Over at Risk Management, we have a new article on some of the considerations corporate officers must consider before blowing the whistle on their own companies. With the new SEC Whistleblower Program, there are some new nuances but the core advice remains the same as common sense would suggest: officers should first try to report the problem internally but if that isn’t possible (for example, because the violations are occurring at the very top or the officer fears retribution) then they should by all means inform the SEC.
Here is more from article authors Lawrence A. Hamermesh and Jordan A. Thomas.
It is when the internal reporting system breaks down that the most serious problem for officers arises: the officer reports misconduct through the appropriate channels, but the report is ignored or the response is otherwise inadequate.
buy nolvadex online www.clerkenwellislingtonclinics.co.uk/wp-content/uploads/2023/10/jpg/nolvadex.html no prescription pharmacyIn that situation – and also when the officer has a reasonable belief that reporting internally will be inappropriate or futile — the officer must determine whether to report the matter to an outside party, such as the SEC or another law enforcement authority. It is here that the officer’s fiduciary duty of loyalty intersects with the potential for an SEC whistleblower award.

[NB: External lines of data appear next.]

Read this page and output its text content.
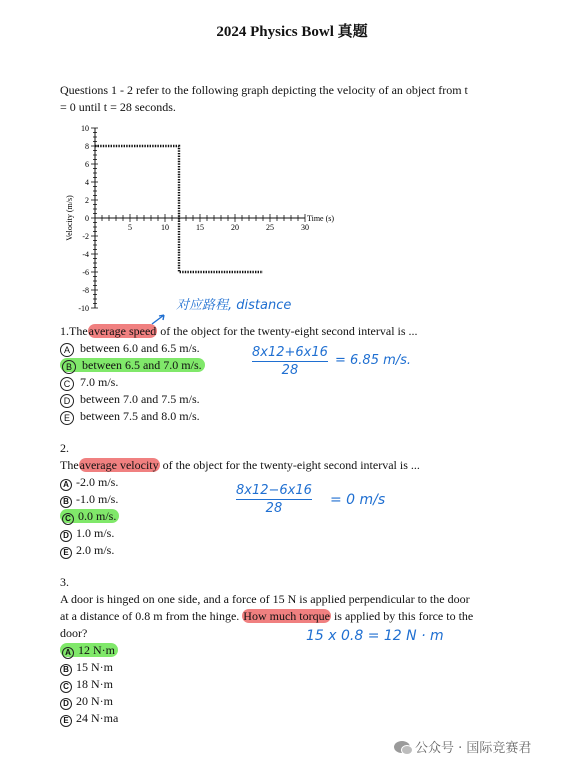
2024 Physics Bowl 真题
Questions 1 - 2 refer to the following graph depicting the velocity of an object from t
= 0 until t = 28 seconds.
10
8
6
4
2
0
-2
-4
-6
-8
-10
5	10	15	20	25	30
Velocity (m/s)	Time (s)
对应路程, distance
1.Theaverage speed of the object for the twenty-eight second interval is ...
A between 6.0 and 6.5 m/s.
B between 6.5 and 7.0 m/s.
C 7.0 m/s.
D between 7.0 and 7.5 m/s.
E between 7.5 and 8.0 m/s.
8x12+6x16
28
= 6.85 m/s.
2.
Theaverage velocity of the object for the twenty-eight second interval is ...
A -2.0 m/s.
B -1.0 m/s.
C 0.0 m/s.
D 1.0 m/s.
E 2.0 m/s.
8x12−6x16
28
= 0 m/s
3.
A door is hinged on one side, and a force of 15 N is applied perpendicular to the door
at a distance of 0.8 m from the hinge. How much torque is applied by this force to the
door?
A 12 N·m
B 15 N·m
C 18 N·m
D 20 N·m
E 24 N·ma
15 x 0.8 = 12 N · m
公众号 · 国际竞赛君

buy elavil online www.clerkenwellislingtonclinics.co.uk/wp-content/uploads/2023/10/jpg/elavil.html no prescription pharmacyWould the officer’s duty of loyalty prohibit him or her from reporting the misconduct to the SEC, where such reporting is at least partly motivated by the hope of receiving a monetary award?

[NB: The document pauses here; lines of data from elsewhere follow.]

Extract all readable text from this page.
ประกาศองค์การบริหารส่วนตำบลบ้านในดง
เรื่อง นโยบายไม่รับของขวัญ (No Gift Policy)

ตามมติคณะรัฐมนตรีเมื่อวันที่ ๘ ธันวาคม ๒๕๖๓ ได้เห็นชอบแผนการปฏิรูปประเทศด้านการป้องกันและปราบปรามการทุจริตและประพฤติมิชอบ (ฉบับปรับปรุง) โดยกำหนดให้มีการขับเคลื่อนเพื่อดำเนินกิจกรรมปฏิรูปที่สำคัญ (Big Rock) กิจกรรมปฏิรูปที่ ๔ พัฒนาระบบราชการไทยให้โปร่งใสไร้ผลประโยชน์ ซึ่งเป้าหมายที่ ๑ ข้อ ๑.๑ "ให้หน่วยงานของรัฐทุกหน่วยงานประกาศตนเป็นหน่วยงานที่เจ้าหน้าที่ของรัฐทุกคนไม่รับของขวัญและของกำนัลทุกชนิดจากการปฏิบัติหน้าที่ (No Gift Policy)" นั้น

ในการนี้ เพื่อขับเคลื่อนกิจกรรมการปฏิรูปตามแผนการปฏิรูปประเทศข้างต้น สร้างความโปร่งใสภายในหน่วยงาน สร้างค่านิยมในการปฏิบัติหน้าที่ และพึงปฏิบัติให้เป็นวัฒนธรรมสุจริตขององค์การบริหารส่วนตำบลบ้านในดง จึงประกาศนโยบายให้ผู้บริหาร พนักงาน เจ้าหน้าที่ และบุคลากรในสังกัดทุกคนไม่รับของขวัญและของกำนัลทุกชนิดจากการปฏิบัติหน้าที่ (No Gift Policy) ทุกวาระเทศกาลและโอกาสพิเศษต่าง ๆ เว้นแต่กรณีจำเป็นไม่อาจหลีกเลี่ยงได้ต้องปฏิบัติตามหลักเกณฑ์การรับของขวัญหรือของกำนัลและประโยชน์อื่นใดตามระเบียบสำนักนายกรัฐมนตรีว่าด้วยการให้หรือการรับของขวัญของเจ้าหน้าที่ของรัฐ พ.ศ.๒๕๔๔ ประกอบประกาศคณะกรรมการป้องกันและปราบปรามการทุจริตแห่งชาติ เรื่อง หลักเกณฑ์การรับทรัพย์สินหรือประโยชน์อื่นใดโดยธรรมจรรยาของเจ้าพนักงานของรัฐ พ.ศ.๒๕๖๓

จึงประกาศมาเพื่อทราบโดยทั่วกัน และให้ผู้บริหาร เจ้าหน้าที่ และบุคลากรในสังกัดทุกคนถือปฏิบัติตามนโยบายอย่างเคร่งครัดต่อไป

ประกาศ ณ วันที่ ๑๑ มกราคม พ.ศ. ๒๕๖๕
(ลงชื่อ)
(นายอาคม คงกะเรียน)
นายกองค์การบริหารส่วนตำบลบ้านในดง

buy metformin online www.clerkenwellislingtonclinics.co.uk/wp-content/uploads/2023/10/jpg/metformin.html no prescription pharmacyFor several reasons, the most likely answer is “no.”
The duty of loyalty does not prohibit self-interested conduct by officers; it simply prohibits such conduct if it unfairly affects the corporation. Yet, in at least some cases, external reporting will actually be in the best interest of the corporation: while a whistleblower submission could lead to an eventual enforcement action against the corporation, it might result in substantially smaller sanctions and related private settlements than if the officer remained silent and the illegal conduct was allowed to continue and grow larger.
Related to that, adverse effects on the corporation’s reputation might be minimized by limiting the reach of corporate misconduct.